In what could be their worst nightmare during holiday season, passengers of the 1,861 flights cancelled by SpiceJet are either unpacking their bags or are staring at soaring flight rates of competitors, unable to zero in on a wallet-friendly fall-back option.
On my flights yesterday and today and at the two airports, was heartened by the warmth and caring that characterize SpiceJet staff (2/2)— Sanjiv Kapoor (@SKapoorSpiceJet) December 9, 2014
Though the company will make full refunds to fliers, those who had to catch immediate flights could end up buying tickets from other flight operators at more than four times the rate at which they bought them from SpiceJet.
Sample the situation in Indore.
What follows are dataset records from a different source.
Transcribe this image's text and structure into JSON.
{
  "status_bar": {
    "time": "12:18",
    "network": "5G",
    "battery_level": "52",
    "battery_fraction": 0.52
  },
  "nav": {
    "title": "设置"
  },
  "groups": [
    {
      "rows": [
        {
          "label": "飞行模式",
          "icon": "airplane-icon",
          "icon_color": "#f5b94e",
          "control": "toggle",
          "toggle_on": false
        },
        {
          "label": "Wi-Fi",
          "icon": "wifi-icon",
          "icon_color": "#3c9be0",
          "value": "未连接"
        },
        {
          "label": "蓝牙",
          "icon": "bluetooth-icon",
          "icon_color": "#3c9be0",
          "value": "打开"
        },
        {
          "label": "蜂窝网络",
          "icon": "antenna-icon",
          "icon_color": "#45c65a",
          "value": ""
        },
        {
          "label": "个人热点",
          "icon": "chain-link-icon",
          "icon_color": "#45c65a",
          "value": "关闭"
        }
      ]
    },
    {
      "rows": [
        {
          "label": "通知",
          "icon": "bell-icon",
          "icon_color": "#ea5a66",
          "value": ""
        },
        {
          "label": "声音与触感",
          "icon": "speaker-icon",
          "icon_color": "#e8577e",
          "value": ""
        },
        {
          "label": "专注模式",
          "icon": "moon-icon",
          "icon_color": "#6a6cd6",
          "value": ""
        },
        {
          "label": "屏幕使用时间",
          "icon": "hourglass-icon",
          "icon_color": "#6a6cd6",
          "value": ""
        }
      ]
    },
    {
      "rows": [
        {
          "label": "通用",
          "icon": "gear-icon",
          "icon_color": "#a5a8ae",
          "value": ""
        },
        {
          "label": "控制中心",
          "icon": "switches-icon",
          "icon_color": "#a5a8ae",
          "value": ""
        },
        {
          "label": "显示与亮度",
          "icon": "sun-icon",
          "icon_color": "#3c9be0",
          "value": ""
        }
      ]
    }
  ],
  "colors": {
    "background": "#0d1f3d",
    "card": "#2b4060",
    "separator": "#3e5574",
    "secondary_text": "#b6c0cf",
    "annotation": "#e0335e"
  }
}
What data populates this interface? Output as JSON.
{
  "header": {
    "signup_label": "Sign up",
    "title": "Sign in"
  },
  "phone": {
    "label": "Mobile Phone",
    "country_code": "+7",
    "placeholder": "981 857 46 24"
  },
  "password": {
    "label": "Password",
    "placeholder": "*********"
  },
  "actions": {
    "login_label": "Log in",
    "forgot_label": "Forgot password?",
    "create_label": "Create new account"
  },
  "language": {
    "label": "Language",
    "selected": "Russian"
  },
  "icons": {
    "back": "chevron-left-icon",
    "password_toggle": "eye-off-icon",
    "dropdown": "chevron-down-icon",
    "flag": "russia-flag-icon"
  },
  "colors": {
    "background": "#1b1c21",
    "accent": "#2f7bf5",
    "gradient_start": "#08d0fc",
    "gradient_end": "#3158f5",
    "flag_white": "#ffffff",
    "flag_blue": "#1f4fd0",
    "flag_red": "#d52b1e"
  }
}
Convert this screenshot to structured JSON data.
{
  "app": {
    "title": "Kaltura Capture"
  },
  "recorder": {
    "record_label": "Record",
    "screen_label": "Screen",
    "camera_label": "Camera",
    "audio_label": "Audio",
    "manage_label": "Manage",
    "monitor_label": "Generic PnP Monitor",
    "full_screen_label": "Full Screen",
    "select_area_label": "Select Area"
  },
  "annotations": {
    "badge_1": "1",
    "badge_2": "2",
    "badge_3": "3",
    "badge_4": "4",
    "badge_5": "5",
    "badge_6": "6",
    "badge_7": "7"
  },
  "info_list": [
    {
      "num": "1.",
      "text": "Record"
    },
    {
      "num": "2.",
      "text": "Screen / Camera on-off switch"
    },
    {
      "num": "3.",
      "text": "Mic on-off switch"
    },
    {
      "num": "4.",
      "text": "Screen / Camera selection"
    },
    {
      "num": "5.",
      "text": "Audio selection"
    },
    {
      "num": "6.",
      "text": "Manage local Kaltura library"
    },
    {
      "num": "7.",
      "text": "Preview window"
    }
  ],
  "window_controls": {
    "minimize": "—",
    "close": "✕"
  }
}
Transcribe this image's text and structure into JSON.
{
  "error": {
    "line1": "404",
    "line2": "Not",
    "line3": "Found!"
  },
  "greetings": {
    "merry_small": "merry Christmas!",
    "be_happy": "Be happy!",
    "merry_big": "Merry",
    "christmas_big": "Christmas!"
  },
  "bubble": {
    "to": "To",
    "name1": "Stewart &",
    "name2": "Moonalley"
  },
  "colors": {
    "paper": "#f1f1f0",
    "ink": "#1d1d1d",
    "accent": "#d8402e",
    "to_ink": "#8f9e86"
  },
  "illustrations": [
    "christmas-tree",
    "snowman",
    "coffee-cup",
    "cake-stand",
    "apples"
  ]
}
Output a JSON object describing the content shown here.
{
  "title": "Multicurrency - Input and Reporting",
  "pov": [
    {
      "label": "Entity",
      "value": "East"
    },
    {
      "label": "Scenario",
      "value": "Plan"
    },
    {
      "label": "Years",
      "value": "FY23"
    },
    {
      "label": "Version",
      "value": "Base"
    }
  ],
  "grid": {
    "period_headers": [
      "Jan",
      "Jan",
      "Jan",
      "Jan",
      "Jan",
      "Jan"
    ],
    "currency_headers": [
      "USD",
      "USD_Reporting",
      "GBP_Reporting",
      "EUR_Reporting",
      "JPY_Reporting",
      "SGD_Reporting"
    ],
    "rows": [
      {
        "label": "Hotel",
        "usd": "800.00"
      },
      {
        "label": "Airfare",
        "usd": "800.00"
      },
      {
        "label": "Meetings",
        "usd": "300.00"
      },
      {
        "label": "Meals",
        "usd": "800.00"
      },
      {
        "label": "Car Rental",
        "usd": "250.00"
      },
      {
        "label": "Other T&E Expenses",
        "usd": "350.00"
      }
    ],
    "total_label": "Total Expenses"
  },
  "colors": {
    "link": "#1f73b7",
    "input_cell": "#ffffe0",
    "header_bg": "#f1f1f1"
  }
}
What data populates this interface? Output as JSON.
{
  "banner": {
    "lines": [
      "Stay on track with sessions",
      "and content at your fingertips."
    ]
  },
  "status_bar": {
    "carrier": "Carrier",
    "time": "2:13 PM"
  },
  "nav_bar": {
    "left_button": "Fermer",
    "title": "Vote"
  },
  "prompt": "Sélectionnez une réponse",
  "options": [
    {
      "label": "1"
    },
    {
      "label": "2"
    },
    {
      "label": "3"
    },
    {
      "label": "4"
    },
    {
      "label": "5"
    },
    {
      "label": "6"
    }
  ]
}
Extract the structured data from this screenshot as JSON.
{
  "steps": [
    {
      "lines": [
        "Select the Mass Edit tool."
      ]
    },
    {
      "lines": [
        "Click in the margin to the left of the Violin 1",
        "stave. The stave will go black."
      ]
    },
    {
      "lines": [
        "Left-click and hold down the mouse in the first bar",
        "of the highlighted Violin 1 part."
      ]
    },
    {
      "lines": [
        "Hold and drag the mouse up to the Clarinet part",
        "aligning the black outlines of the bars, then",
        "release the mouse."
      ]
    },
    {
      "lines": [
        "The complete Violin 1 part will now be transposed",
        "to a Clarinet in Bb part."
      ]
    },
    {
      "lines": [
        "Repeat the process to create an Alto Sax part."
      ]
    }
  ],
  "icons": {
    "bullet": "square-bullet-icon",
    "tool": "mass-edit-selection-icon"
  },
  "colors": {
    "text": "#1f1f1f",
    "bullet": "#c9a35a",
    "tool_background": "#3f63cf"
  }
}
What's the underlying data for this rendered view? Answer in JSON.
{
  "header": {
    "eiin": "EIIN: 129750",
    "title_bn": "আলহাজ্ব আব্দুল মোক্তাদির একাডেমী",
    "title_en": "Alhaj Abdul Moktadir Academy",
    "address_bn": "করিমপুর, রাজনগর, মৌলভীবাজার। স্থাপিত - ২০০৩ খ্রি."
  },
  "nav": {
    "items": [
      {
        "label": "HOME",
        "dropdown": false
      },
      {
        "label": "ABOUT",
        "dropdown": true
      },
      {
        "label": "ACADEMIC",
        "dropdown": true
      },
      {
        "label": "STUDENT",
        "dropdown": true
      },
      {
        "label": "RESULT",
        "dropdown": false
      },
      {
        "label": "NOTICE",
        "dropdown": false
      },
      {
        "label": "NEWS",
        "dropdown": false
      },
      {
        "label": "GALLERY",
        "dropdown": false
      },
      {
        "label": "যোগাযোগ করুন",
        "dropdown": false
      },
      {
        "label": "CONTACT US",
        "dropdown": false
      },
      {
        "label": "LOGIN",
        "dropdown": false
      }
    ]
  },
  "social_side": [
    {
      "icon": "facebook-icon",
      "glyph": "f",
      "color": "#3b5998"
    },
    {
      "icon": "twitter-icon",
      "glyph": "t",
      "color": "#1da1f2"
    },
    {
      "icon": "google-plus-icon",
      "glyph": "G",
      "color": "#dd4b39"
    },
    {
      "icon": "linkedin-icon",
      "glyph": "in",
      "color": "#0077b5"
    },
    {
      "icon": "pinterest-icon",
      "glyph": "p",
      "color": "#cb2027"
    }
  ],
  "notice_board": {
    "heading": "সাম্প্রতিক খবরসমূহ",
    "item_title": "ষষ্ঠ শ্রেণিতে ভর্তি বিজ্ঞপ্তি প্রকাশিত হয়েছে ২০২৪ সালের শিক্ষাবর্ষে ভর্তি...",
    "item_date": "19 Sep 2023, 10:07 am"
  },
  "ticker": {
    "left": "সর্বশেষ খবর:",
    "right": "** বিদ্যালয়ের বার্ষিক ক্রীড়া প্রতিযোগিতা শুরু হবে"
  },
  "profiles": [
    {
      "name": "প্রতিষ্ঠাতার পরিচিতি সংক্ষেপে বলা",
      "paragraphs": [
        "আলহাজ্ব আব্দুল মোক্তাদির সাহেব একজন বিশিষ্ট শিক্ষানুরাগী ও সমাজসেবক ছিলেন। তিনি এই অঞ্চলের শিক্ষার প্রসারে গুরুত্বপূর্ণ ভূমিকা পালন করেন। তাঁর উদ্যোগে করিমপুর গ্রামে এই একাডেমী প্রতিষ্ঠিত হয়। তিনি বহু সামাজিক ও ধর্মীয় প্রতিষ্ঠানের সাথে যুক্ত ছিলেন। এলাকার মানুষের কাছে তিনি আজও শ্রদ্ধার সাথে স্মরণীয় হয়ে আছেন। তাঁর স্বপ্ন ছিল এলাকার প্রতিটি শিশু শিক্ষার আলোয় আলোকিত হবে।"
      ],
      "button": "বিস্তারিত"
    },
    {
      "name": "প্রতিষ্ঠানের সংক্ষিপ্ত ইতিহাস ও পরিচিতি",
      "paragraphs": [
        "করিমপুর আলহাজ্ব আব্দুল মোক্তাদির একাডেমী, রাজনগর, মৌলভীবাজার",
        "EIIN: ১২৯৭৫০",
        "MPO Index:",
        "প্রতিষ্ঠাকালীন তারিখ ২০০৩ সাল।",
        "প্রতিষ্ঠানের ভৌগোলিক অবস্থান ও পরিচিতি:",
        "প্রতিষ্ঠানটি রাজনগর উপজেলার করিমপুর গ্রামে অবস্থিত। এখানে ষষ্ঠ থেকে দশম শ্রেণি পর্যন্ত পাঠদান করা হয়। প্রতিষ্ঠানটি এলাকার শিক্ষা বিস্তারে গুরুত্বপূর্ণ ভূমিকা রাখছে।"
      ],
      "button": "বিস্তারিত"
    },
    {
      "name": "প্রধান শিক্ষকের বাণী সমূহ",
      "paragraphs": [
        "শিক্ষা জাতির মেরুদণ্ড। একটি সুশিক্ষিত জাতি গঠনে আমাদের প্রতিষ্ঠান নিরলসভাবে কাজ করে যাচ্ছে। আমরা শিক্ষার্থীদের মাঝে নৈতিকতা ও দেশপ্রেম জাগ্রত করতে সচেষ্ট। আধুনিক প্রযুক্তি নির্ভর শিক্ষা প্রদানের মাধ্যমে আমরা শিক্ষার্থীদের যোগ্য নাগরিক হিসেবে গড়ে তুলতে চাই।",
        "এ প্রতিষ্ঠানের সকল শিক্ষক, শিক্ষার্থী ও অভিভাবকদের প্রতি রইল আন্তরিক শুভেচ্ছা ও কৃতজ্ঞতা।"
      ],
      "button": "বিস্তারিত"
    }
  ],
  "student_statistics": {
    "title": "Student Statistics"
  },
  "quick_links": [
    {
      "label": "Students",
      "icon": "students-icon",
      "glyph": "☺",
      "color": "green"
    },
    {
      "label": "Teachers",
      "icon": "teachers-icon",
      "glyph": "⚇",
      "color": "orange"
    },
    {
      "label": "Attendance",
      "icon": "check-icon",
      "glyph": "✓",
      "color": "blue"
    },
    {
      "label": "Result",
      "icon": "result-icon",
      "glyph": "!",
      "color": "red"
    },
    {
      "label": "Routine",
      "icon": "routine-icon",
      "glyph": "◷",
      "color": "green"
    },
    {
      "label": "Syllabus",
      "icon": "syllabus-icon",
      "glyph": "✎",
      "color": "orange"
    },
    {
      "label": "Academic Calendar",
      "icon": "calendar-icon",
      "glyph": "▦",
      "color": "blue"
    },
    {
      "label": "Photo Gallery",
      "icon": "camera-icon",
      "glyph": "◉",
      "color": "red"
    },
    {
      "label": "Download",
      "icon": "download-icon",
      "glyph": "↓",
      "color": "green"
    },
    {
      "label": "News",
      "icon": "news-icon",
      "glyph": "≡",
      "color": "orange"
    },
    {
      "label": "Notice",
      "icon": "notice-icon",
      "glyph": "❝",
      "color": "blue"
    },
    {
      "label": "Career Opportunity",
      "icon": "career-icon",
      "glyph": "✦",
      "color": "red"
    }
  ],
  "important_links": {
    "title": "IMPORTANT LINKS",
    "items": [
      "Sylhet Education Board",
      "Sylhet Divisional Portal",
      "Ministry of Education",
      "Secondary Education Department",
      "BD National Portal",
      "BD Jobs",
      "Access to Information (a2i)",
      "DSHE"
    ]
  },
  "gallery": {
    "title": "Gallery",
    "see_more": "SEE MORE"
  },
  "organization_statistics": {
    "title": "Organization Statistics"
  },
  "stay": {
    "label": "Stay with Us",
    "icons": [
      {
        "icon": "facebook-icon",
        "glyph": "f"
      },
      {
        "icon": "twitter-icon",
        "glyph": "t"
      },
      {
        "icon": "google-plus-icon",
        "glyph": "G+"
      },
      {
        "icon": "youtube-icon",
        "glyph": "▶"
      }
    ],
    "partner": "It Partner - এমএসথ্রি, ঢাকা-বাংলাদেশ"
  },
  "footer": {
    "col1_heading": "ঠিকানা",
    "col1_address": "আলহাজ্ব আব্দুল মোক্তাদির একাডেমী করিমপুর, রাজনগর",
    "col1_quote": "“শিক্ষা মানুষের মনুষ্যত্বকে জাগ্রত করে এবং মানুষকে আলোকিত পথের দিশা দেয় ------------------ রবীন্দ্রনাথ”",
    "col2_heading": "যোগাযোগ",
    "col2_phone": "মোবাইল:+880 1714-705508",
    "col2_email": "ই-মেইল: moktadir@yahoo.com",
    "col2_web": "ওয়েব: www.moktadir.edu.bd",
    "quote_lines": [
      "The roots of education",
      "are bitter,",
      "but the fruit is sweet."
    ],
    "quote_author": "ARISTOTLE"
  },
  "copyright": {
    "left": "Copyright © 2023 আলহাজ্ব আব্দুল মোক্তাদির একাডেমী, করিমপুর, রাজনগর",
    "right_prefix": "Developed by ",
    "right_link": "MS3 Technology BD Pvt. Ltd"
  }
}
Against a refund of Rs 3,500 for the economy-class ticket booked in advance, the spot fare in Jet Airways’ Tuesday evening flight for Delhi was upwards of Rs 15,500. Similarly, the fare for Wednesday’s Indore-Delhi flight was Rs 6,734 for tickets booked a day in advance.
18000rs for a ticket to Belgaum. Just because spice jet has monopoly— Akkshye Tulsyan (@AkkshyeTulsyan) December 10, 2014
no email, no msg, no validation for a refund. Just a call to say my #spicejet flight is canned! Flyers like these deserve to shutdown. — Suranjana Nandi (@suranjananandi) December 9, 2014
@flyspicejet I used your offer to book in Sep and travel from Jan 15 to Oct 15...now I am scared with mass cancellation.M flying in Feb— Tejas Modi (@tejasjmodi) December 9, 2014
The cash-strapped budget carrier had on Monday cancelled a total of 1,861 flights, a few to Kathmandu in Nepal and all others connecting domestic cities, till December 31. It also slashed the number of daily flights across the country to 275 from 340.
Of the states, the worst hit is probably landlocked Tripura which is highly dependent on flights for travel, particularly to Kolkata and Delhi.
The flight cancellations came after civil aviation minister Ashok Gajapathi Raju flagged his deep concern over the airline's financial health, saying SpiceJet "is giving us heart attacks".
Even with as many as 3.3 billion passengers expected to take to India's skies by the end of 2014, according to the International Air Transport Association, SpiceJet — the country's second-largest carrier by passenger share — is struggling to stay aloft.
The no-frills airline had reported its fifth straight quarter of net losses for the July-September period at Rs 310 crore, though it managed to gradually decrease losses.
SpiceJet laid out a recovery plan two months ago that involved using fewer and newer planes.
The company's shares surged nearly two weeks ago when Indian billionaire investor Rakesh Jhunjhunwala, whose stock picks are closely watched, bought 7.5-million shares or a 1.4% stake in the company. But the shares have since fallen back and are down some 80% from a 2007 peak.
SpiceJet has said repeatedly it is in talks with investors about a capital injection but no white knight has yet emerged.
Meanwhile, Airports Authority of India has reportedly put SpiceJet on cash-and-carry mode. It means the flight operator will have to pay money in advance for every landing and departure while other airlines have a one-month credit facility.
The cancellation of one flight results in a loss of around Rs 1,00,000 to AAI, the landing charge being Rs 30,000 per craft. As of now, the airline owes AAI around Rs 200 crore.
India has a congested airline market where fare competition is fierce and operating costs are high, and all but one of its big four carriers are operating in the red.
Spicejet's troubles have stirred memories of the failure of liquor tycoon Vijay Mallya's Kingfisher Airlines, which stopped flying in 2012 after running up huge debts.